CARA Y CRUZ


Llegó a la esquina de Pagés del Corro. Miró a ambos lados de la calle y se acicaló la chaqueta. Se aseguró de que el flequillo no había abandonado su postura. Recompuso el clavel de la solapa, que en la última carrera se había distraído. Estaba decidido. De hoy no pasaba. Entonces la vio. Venía vestida de negro, blusa y falda por la rodilla. cinturón bermellón a juego con los zarcillos y la pintura de labios. Tacón mediano, afortunadamente, porque alzaba buenos cuartos. Pañuelo y abanico de encajes. ¡Madre mía!, se dijo Manuel para sí. Se metió la mano en el bolsillo y sacó un real. Lanzó la moneda al aire y al caer en la palma de su mano salió cruz. Cerró la mano, la volteó y volvió a lanzarla. La cruz volvió a ser visible. Repitió el ritual y la cruz siempre estaba arriba. En esas, ella ya estaba a su altura. Entonces, Manuel se guardó el real, se dirigió a la zagala y le dijo: Sshh, morena, te veo pasar cada día y nunca he tenido el valor de decirte lo que me haces sentir.

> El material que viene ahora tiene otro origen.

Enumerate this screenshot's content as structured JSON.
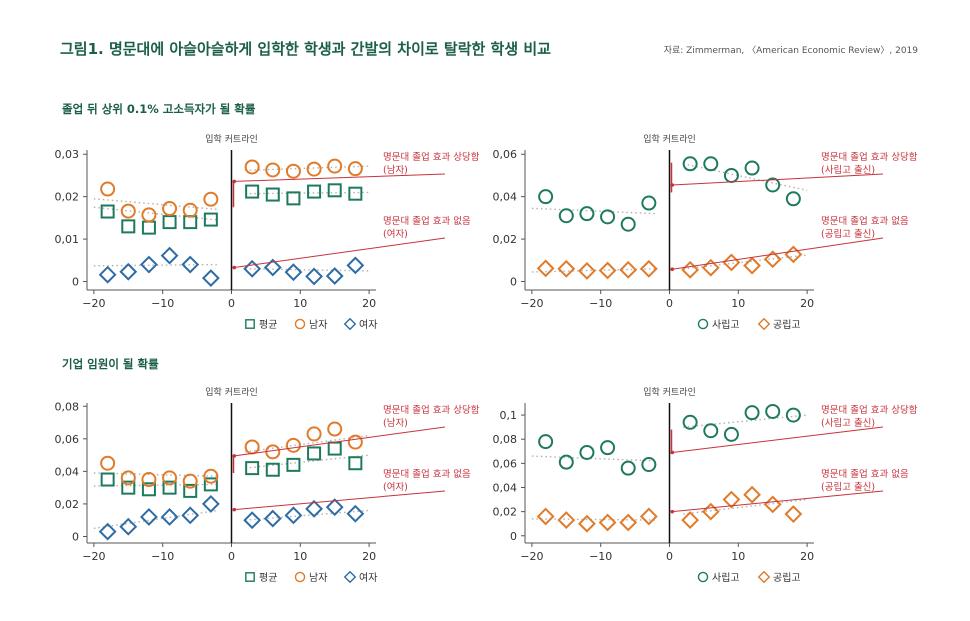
{
  "title": "그림1. 명문대에 아슬아슬하게 입학한 학생과 간발의 차이로 탈락한 학생 비교",
  "source": "자료: Zimmerman, 〈American Economic Review〉, 2019",
  "sections": [
    "졸업 뒤 상위 0.1% 고소득자가 될 확률",
    "기업 임원이 될 확률"
  ],
  "colors": {
    "avg": "#1e7a5e",
    "male": "#e07b2a",
    "female": "#2e6da4",
    "red": "#c8323c",
    "dots": "#b0b0b0"
  },
  "chart_data": [
    {
      "type": "scatter",
      "cutoff_label": "입학 커트라인",
      "xlim": [
        -21,
        21
      ],
      "ylim": [
        -0.002,
        0.031
      ],
      "xticks": [
        -20,
        -10,
        0,
        10,
        20
      ],
      "xtick_labels": [
        "−20",
        "−10",
        "0",
        "10",
        "20"
      ],
      "yticks": [
        0,
        0.01,
        0.02,
        0.03
      ],
      "ytick_labels": [
        "0",
        "0,01",
        "0,02",
        "0,03"
      ],
      "series": [
        {
          "name": "평균",
          "marker": "square",
          "color": "#1e7a5e",
          "x": [
            -18,
            -15,
            -12,
            -9,
            -6,
            -3,
            3,
            6,
            9,
            12,
            15,
            18
          ],
          "y": [
            0.0165,
            0.013,
            0.0127,
            0.014,
            0.014,
            0.0146,
            0.0212,
            0.0205,
            0.0196,
            0.0212,
            0.0215,
            0.0207
          ]
        },
        {
          "name": "남자",
          "marker": "circle",
          "color": "#e07b2a",
          "x": [
            -18,
            -15,
            -12,
            -9,
            -6,
            -3,
            3,
            6,
            9,
            12,
            15,
            18
          ],
          "y": [
            0.0218,
            0.0166,
            0.0157,
            0.0172,
            0.0168,
            0.0194,
            0.027,
            0.0263,
            0.026,
            0.0265,
            0.0272,
            0.0266
          ]
        },
        {
          "name": "여자",
          "marker": "diamond",
          "color": "#2e6da4",
          "x": [
            -18,
            -15,
            -12,
            -9,
            -6,
            -3,
            3,
            6,
            9,
            12,
            15,
            18
          ],
          "y": [
            0.0016,
            0.0023,
            0.004,
            0.0061,
            0.004,
            0.0008,
            0.003,
            0.0033,
            0.0022,
            0.0012,
            0.0013,
            0.0038
          ]
        }
      ],
      "fit_lines": [
        {
          "x": [
            -20,
            -2
          ],
          "y": [
            0.0175,
            0.0145
          ]
        },
        {
          "x": [
            -20,
            -2
          ],
          "y": [
            0.0195,
            0.017
          ]
        },
        {
          "x": [
            -20,
            -2
          ],
          "y": [
            0.0037,
            0.004
          ]
        },
        {
          "x": [
            2,
            20
          ],
          "y": [
            0.0207,
            0.021
          ]
        },
        {
          "x": [
            2,
            20
          ],
          "y": [
            0.0262,
            0.0272
          ]
        },
        {
          "x": [
            2,
            20
          ],
          "y": [
            0.003,
            0.0025
          ]
        }
      ],
      "jump": {
        "y": [
          0.0175,
          0.0235
        ]
      },
      "annotations": [
        {
          "text": [
            "명문대 졸업 효과 상당함",
            "(남자)"
          ],
          "from": [
            0.4,
            0.0236
          ]
        },
        {
          "text": [
            "명문대 졸업 효과 없음",
            "(여자)"
          ],
          "from": [
            0.4,
            0.0033
          ]
        }
      ],
      "legend": [
        "평균",
        "남자",
        "여자"
      ]
    },
    {
      "type": "scatter",
      "cutoff_label": "입학 커트라인",
      "xlim": [
        -21,
        21
      ],
      "ylim": [
        -0.004,
        0.062
      ],
      "xticks": [
        -20,
        -10,
        0,
        10,
        20
      ],
      "xtick_labels": [
        "−20",
        "−10",
        "0",
        "10",
        "20"
      ],
      "yticks": [
        0,
        0.02,
        0.04,
        0.06
      ],
      "ytick_labels": [
        "0",
        "0,02",
        "0,04",
        "0,06"
      ],
      "series": [
        {
          "name": "사립고",
          "marker": "circle",
          "color": "#1e7a5e",
          "x": [
            -18,
            -15,
            -12,
            -9,
            -6,
            -3,
            3,
            6,
            9,
            12,
            15,
            18
          ],
          "y": [
            0.04,
            0.031,
            0.032,
            0.0305,
            0.027,
            0.037,
            0.0555,
            0.0555,
            0.05,
            0.0535,
            0.0455,
            0.039
          ]
        },
        {
          "name": "공립고",
          "marker": "diamond",
          "color": "#e07b2a",
          "x": [
            -18,
            -15,
            -12,
            -9,
            -6,
            -3,
            3,
            6,
            9,
            12,
            15,
            18
          ],
          "y": [
            0.0062,
            0.006,
            0.005,
            0.0052,
            0.0055,
            0.006,
            0.0055,
            0.0065,
            0.009,
            0.0075,
            0.0105,
            0.0128
          ]
        }
      ],
      "fit_lines": [
        {
          "x": [
            -20,
            -2
          ],
          "y": [
            0.0345,
            0.032
          ]
        },
        {
          "x": [
            -20,
            -2
          ],
          "y": [
            0.0045,
            0.006
          ]
        },
        {
          "x": [
            2,
            20
          ],
          "y": [
            0.0555,
            0.043
          ]
        },
        {
          "x": [
            2,
            20
          ],
          "y": [
            0.006,
            0.0125
          ]
        }
      ],
      "jump": {
        "y": [
          0.042,
          0.056
        ]
      },
      "annotations": [
        {
          "text": [
            "명문대 졸업 효과 상당함",
            "(사립고 출신)"
          ],
          "from": [
            0.4,
            0.0455
          ]
        },
        {
          "text": [
            "명문대 졸업 효과 없음",
            "(공립고 출신)"
          ],
          "from": [
            0.4,
            0.0058
          ]
        }
      ],
      "legend": [
        "사립고",
        "공립고"
      ]
    },
    {
      "type": "scatter",
      "cutoff_label": "입학 커트라인",
      "xlim": [
        -21,
        21
      ],
      "ylim": [
        -0.004,
        0.082
      ],
      "xticks": [
        -20,
        -10,
        0,
        10,
        20
      ],
      "xtick_labels": [
        "−20",
        "−10",
        "0",
        "10",
        "20"
      ],
      "yticks": [
        0,
        0.02,
        0.04,
        0.06,
        0.08
      ],
      "ytick_labels": [
        "0",
        "0,02",
        "0,04",
        "0,06",
        "0,08"
      ],
      "series": [
        {
          "name": "평균",
          "marker": "square",
          "color": "#1e7a5e",
          "x": [
            -18,
            -15,
            -12,
            -9,
            -6,
            -3,
            3,
            6,
            9,
            12,
            15,
            18
          ],
          "y": [
            0.035,
            0.03,
            0.029,
            0.03,
            0.028,
            0.032,
            0.042,
            0.041,
            0.044,
            0.051,
            0.054,
            0.045
          ]
        },
        {
          "name": "남자",
          "marker": "circle",
          "color": "#e07b2a",
          "x": [
            -18,
            -15,
            -12,
            -9,
            -6,
            -3,
            3,
            6,
            9,
            12,
            15,
            18
          ],
          "y": [
            0.045,
            0.036,
            0.035,
            0.036,
            0.034,
            0.037,
            0.055,
            0.052,
            0.056,
            0.063,
            0.066,
            0.058
          ]
        },
        {
          "name": "여자",
          "marker": "diamond",
          "color": "#2e6da4",
          "x": [
            -18,
            -15,
            -12,
            -9,
            -6,
            -3,
            3,
            6,
            9,
            12,
            15,
            18
          ],
          "y": [
            0.003,
            0.006,
            0.012,
            0.012,
            0.013,
            0.02,
            0.01,
            0.011,
            0.013,
            0.017,
            0.018,
            0.014
          ]
        }
      ],
      "fit_lines": [
        {
          "x": [
            -20,
            -2
          ],
          "y": [
            0.031,
            0.032
          ]
        },
        {
          "x": [
            -20,
            -2
          ],
          "y": [
            0.039,
            0.037
          ]
        },
        {
          "x": [
            -20,
            -2
          ],
          "y": [
            0.005,
            0.016
          ]
        },
        {
          "x": [
            2,
            20
          ],
          "y": [
            0.042,
            0.05
          ]
        },
        {
          "x": [
            2,
            20
          ],
          "y": [
            0.052,
            0.062
          ]
        },
        {
          "x": [
            2,
            20
          ],
          "y": [
            0.01,
            0.016
          ]
        }
      ],
      "jump": {
        "y": [
          0.039,
          0.05
        ]
      },
      "annotations": [
        {
          "text": [
            "명문대 졸업 효과 상당함",
            "(남자)"
          ],
          "from": [
            0.4,
            0.0495
          ]
        },
        {
          "text": [
            "명문대 졸업 효과 없음",
            "(여자)"
          ],
          "from": [
            0.4,
            0.0165
          ]
        }
      ],
      "legend": [
        "평균",
        "남자",
        "여자"
      ]
    },
    {
      "type": "scatter",
      "cutoff_label": "입학 커트라인",
      "xlim": [
        -21,
        21
      ],
      "ylim": [
        -0.006,
        0.11
      ],
      "xticks": [
        -20,
        -10,
        0,
        10,
        20
      ],
      "xtick_labels": [
        "−20",
        "−10",
        "0",
        "10",
        "20"
      ],
      "yticks": [
        0,
        0.02,
        0.04,
        0.06,
        0.08,
        0.1
      ],
      "ytick_labels": [
        "0",
        "0,02",
        "0,04",
        "0,06",
        "0,08",
        "0,1"
      ],
      "series": [
        {
          "name": "사립고",
          "marker": "circle",
          "color": "#1e7a5e",
          "x": [
            -18,
            -15,
            -12,
            -9,
            -6,
            -3,
            3,
            6,
            9,
            12,
            15,
            18
          ],
          "y": [
            0.078,
            0.061,
            0.069,
            0.073,
            0.056,
            0.059,
            0.094,
            0.087,
            0.084,
            0.102,
            0.103,
            0.1
          ]
        },
        {
          "name": "공립고",
          "marker": "diamond",
          "color": "#e07b2a",
          "x": [
            -18,
            -15,
            -12,
            -9,
            -6,
            -3,
            3,
            6,
            9,
            12,
            15,
            18
          ],
          "y": [
            0.016,
            0.013,
            0.01,
            0.011,
            0.011,
            0.016,
            0.013,
            0.02,
            0.03,
            0.034,
            0.026,
            0.018
          ]
        }
      ],
      "fit_lines": [
        {
          "x": [
            -20,
            -2
          ],
          "y": [
            0.066,
            0.062
          ]
        },
        {
          "x": [
            -20,
            -2
          ],
          "y": [
            0.014,
            0.013
          ]
        },
        {
          "x": [
            2,
            20
          ],
          "y": [
            0.09,
            0.1
          ]
        },
        {
          "x": [
            2,
            20
          ],
          "y": [
            0.018,
            0.03
          ]
        }
      ],
      "jump": {
        "y": [
          0.068,
          0.088
        ]
      },
      "annotations": [
        {
          "text": [
            "명문대 졸업 효과 상당함",
            "(사립고 출신)"
          ],
          "from": [
            0.4,
            0.069
          ]
        },
        {
          "text": [
            "명문대 졸업 효과 없음",
            "(공립고 출신)"
          ],
          "from": [
            0.4,
            0.02
          ]
        }
      ],
      "legend": [
        "사립고",
        "공립고"
      ]
    }
  ]
}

Se que no me conoces y que pensarás que soy un loco. Ambas cosas son ciertas, pero no temas. Hoy ha salido cara y nada malo puede pasar. Ella le miró a los ojos y vio que le brillaban como el faro de Chipiona. Le miró las manos, rudas, trabajadas y trémulas como un flan de huevo. Los labios apretados y cárdenos. El sudor amaneciendo en la frente. Le tendió la mano, él la besó con suavidad y le regaló una sonrisa. Manuel le ofreció el brazo y ella se asió como un náufrago a una balsa. Al pasar por la capilla de la Estrella, Manuel se metió la mano en el bolsillo, cogió la moneda y la echó en una caja de zapatos que yacía a los pies de un indigente rendido por el sueño, y ambos se perdieron por la calle San Jacinto, camino de la velá. El indigente alzó la cabeza y miró en la caja. Al ver la cara de Alfonso XIII dijo: ¡ole, ahí los monarcas! y se echó a dormir.